The same drug that is driving opioid-overdose deaths is also causing a surge in deaths from cocaine and overdoses of psychostimulants such as methamphetamine and legal drugs like Adderall.

"That’s according to a new analysis of death certificate data from the U.S. Centers for Disease Control and Prevention, showing that fentanyl — a cheap synthetic opioid that is a hundred times more potent than morphine — and other opioids were involved in nearly three-fourths of all cocaine overdose deaths and an increasing number of methamphetamine deaths," Christine Vestal reports for Stateline, the nonprofit, nonpartisan reporting arm of the Pew Charitable Trusts. Dealers are adding fentanyl to cocaine and meth.

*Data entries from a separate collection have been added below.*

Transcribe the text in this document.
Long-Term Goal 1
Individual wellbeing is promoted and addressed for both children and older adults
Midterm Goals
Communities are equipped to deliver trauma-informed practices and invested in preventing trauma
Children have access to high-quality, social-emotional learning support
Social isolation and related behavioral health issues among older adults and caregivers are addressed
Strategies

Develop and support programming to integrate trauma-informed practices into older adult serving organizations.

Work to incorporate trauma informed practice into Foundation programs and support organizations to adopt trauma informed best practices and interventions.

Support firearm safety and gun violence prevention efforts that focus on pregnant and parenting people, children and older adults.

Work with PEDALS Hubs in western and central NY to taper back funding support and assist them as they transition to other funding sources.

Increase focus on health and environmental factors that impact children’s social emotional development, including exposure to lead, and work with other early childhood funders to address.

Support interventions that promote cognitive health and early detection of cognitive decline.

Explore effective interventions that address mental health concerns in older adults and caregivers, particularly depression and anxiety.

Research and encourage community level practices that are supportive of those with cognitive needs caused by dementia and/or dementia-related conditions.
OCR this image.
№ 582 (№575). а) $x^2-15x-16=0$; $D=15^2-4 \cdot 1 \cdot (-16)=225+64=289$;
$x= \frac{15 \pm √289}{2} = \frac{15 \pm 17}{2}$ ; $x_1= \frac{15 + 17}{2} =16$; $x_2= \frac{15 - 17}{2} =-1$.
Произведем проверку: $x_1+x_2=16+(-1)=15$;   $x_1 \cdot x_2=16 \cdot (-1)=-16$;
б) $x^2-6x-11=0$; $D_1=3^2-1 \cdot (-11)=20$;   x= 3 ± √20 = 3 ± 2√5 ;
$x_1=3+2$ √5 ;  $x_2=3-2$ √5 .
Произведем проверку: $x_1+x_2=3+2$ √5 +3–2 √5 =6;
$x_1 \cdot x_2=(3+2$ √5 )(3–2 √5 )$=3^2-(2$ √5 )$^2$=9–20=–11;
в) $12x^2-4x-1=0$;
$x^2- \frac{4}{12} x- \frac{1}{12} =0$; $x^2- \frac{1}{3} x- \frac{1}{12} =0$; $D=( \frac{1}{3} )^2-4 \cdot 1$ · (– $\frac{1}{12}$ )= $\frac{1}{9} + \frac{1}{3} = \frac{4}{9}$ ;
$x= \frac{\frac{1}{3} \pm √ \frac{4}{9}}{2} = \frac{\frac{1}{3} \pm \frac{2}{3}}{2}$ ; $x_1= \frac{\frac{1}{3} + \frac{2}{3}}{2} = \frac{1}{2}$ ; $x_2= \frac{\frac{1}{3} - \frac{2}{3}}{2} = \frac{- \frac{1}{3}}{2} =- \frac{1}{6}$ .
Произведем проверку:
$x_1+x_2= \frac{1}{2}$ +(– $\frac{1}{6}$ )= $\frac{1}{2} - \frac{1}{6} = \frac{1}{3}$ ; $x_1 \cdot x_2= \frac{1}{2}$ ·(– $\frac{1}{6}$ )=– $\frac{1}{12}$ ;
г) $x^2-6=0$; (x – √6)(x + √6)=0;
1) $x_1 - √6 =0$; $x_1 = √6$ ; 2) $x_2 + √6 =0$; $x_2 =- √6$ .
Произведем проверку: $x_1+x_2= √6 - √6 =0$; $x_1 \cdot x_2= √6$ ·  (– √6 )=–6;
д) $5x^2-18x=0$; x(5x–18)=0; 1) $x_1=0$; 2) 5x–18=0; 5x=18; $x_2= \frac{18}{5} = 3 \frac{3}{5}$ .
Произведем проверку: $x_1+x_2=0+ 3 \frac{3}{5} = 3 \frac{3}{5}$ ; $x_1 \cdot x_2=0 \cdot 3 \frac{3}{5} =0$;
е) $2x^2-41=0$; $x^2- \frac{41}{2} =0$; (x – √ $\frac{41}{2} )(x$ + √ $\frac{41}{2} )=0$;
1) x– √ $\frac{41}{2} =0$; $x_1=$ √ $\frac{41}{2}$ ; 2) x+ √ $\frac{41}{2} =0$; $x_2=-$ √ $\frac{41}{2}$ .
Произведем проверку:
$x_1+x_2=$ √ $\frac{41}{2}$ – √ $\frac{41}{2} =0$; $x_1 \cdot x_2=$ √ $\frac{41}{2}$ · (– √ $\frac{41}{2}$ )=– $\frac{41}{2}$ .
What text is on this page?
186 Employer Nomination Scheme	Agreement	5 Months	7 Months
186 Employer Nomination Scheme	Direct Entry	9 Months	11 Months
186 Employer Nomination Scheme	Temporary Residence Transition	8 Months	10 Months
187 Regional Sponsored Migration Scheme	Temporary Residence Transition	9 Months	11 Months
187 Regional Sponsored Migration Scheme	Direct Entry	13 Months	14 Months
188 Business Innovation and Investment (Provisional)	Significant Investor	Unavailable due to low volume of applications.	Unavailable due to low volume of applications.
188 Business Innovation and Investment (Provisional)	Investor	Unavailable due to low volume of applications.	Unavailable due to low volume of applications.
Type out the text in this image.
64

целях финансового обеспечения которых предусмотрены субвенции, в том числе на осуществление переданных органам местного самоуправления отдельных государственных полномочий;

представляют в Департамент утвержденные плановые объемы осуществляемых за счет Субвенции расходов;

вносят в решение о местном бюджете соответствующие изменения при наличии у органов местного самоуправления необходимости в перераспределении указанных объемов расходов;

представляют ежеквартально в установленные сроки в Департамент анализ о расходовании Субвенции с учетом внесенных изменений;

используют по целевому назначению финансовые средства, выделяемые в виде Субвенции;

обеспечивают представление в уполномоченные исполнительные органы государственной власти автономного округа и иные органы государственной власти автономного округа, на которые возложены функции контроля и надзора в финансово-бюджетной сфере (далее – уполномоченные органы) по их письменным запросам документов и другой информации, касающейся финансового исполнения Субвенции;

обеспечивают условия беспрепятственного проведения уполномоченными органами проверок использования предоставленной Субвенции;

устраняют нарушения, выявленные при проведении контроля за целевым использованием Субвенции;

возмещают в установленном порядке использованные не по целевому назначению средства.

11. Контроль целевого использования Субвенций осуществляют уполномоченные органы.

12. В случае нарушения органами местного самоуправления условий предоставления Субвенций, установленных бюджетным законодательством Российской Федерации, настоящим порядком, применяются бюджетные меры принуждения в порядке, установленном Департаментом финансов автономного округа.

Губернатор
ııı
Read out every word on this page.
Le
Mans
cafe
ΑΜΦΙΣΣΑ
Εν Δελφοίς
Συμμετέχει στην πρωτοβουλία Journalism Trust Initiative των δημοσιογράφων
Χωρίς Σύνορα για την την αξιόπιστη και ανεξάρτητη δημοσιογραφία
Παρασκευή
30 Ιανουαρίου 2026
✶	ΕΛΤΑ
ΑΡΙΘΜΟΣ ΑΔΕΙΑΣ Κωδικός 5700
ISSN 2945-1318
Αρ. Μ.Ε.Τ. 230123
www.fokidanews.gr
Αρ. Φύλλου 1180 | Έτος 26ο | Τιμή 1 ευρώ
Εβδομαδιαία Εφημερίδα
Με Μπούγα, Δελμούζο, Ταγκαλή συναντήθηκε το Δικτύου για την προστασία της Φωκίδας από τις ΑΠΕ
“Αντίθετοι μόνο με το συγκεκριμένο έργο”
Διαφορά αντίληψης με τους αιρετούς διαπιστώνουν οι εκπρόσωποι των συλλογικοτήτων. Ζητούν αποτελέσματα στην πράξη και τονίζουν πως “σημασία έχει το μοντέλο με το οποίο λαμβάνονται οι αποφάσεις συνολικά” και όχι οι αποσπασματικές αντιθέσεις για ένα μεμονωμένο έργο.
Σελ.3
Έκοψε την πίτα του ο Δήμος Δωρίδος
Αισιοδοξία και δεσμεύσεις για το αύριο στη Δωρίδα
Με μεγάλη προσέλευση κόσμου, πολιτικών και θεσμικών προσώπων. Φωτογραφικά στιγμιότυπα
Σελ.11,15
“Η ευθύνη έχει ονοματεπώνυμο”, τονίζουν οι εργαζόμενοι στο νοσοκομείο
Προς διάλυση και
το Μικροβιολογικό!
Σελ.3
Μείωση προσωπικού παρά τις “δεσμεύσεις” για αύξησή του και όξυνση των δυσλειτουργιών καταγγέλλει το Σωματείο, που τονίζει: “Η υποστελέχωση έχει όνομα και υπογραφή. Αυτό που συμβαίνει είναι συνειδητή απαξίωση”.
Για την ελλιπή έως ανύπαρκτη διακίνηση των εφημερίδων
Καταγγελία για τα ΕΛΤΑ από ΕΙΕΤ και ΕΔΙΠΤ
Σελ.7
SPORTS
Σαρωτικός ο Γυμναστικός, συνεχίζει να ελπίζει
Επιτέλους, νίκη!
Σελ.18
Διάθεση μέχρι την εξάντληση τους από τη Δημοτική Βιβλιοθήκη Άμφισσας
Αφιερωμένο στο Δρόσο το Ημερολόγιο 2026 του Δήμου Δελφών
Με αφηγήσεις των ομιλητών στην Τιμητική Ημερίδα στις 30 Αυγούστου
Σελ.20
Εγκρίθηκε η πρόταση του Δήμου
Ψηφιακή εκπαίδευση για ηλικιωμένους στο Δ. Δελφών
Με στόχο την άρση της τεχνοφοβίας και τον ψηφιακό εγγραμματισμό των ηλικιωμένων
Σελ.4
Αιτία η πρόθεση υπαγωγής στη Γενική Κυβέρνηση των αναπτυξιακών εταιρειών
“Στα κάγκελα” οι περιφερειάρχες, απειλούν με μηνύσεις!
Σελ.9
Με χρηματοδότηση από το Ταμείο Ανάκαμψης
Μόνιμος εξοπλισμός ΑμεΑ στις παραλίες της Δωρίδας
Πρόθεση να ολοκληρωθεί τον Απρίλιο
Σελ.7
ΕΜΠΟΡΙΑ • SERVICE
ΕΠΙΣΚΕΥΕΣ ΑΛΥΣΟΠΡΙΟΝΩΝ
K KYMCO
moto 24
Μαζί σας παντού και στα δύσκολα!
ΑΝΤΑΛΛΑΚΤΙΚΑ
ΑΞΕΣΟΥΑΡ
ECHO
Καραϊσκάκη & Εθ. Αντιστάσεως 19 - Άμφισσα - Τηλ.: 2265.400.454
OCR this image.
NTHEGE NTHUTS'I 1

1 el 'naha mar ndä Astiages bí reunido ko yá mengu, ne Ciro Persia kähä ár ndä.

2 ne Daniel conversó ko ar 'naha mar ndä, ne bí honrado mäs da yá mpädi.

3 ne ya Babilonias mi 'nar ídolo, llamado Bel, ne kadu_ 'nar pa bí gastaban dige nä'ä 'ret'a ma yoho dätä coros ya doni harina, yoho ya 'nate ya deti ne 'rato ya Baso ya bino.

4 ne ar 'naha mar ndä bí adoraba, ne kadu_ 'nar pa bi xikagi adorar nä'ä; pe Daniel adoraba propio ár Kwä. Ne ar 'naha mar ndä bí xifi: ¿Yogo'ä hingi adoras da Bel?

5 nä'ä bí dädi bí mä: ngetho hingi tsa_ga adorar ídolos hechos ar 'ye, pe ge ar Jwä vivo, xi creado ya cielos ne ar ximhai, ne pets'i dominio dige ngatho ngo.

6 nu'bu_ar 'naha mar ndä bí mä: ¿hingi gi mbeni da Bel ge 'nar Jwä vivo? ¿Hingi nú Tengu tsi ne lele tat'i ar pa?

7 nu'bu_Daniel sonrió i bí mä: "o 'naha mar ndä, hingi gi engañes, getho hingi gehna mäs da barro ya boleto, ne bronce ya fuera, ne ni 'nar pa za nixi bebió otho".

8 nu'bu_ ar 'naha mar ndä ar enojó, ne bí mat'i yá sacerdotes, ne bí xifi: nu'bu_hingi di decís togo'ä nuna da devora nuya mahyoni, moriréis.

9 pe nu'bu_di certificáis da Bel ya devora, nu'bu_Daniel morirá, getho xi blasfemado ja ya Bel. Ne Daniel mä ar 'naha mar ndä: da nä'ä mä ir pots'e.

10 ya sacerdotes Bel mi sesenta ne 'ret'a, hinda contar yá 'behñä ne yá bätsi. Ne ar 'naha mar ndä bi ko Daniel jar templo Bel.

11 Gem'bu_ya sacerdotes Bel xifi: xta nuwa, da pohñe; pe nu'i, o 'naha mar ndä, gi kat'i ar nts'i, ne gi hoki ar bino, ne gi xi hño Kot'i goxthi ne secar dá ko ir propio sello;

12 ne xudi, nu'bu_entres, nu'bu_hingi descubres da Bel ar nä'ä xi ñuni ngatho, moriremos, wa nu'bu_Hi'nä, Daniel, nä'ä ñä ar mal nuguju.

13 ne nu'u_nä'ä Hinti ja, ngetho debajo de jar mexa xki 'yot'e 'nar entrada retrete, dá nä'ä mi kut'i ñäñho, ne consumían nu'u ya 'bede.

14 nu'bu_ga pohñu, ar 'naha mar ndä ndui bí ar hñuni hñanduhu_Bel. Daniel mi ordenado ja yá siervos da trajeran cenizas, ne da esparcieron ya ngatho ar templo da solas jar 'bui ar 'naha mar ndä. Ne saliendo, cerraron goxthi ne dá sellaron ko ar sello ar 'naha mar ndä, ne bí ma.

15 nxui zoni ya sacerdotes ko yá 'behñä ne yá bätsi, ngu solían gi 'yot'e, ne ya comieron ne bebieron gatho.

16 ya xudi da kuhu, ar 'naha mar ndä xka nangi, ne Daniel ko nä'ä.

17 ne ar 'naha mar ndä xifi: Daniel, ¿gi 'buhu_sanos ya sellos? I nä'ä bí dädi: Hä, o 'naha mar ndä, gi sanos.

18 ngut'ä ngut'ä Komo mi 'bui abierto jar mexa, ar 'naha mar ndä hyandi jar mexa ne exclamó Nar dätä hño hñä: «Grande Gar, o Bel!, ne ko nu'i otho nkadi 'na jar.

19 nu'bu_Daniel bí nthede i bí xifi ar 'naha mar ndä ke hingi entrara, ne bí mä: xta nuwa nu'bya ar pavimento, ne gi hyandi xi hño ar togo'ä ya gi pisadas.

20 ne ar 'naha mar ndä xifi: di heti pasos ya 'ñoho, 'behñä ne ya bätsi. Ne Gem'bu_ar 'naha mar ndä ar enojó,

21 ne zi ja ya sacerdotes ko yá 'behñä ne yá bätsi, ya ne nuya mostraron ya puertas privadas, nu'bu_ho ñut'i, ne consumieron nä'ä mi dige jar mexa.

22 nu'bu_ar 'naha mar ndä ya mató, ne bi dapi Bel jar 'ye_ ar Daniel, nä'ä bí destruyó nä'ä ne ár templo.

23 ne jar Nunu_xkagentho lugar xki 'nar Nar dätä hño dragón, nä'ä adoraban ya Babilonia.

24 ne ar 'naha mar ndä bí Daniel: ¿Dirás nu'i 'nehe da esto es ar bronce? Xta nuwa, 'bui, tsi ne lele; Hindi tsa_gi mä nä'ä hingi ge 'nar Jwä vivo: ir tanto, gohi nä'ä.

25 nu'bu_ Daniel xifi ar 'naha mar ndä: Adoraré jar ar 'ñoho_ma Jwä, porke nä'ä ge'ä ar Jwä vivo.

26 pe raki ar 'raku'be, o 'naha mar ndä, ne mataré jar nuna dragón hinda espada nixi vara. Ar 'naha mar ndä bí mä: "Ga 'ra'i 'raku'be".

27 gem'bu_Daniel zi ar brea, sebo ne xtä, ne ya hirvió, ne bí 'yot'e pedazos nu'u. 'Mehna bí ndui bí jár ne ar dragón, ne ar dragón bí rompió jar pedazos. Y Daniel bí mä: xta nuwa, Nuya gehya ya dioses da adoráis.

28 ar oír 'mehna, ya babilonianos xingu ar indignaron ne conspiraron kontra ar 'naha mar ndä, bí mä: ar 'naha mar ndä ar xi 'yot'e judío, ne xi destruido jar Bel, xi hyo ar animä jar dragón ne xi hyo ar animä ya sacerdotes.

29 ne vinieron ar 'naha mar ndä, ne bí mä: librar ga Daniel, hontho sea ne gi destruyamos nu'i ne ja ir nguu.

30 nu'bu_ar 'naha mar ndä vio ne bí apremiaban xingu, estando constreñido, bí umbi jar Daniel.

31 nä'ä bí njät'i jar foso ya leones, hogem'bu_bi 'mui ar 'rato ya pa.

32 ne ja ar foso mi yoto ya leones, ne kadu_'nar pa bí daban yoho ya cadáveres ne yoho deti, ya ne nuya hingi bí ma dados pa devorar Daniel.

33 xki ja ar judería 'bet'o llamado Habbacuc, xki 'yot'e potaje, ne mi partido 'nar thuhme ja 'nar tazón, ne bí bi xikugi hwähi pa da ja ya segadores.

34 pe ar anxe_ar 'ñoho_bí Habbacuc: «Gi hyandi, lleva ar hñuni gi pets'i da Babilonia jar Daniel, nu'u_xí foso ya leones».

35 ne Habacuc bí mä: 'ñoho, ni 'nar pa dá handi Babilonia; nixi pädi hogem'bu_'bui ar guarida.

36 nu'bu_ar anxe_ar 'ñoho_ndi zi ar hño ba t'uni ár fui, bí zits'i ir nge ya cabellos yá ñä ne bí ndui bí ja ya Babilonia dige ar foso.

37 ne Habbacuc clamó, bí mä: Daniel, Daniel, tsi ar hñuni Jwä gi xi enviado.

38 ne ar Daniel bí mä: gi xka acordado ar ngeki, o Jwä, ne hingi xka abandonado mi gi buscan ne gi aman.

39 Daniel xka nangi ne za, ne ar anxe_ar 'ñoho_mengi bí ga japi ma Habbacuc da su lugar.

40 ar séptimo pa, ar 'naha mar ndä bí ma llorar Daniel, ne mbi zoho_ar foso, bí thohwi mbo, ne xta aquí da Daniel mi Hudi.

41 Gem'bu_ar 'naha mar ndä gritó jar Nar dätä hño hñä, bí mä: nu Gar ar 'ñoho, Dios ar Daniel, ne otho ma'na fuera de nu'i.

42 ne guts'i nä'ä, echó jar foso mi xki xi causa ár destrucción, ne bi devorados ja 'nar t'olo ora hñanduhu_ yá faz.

Death rates from cocaine and psychostimulants increased from 2016 to 2017 in both rural and urban areas, and the most rural counties showed the biggest relative rate increase, the CDC study says. Efforts to fight the overdose epidemic have mostly focused on opioids, which have killed more than 700,000 Americans since 1999, but CDC officials say states and localities need to be more aware of emerging threats like fentanyl, Vestal reports.

Christopher Jones, strategy director at the CDC’s National Center for Injury Prevention and Control, told Vestal: "Broader awareness of emerging drug threats and how they intersect with the opioid-overdose crisis will help public health officials and the health care community better tailor their prevention and response efforts for all the substances and combinations of substances people are using in their community."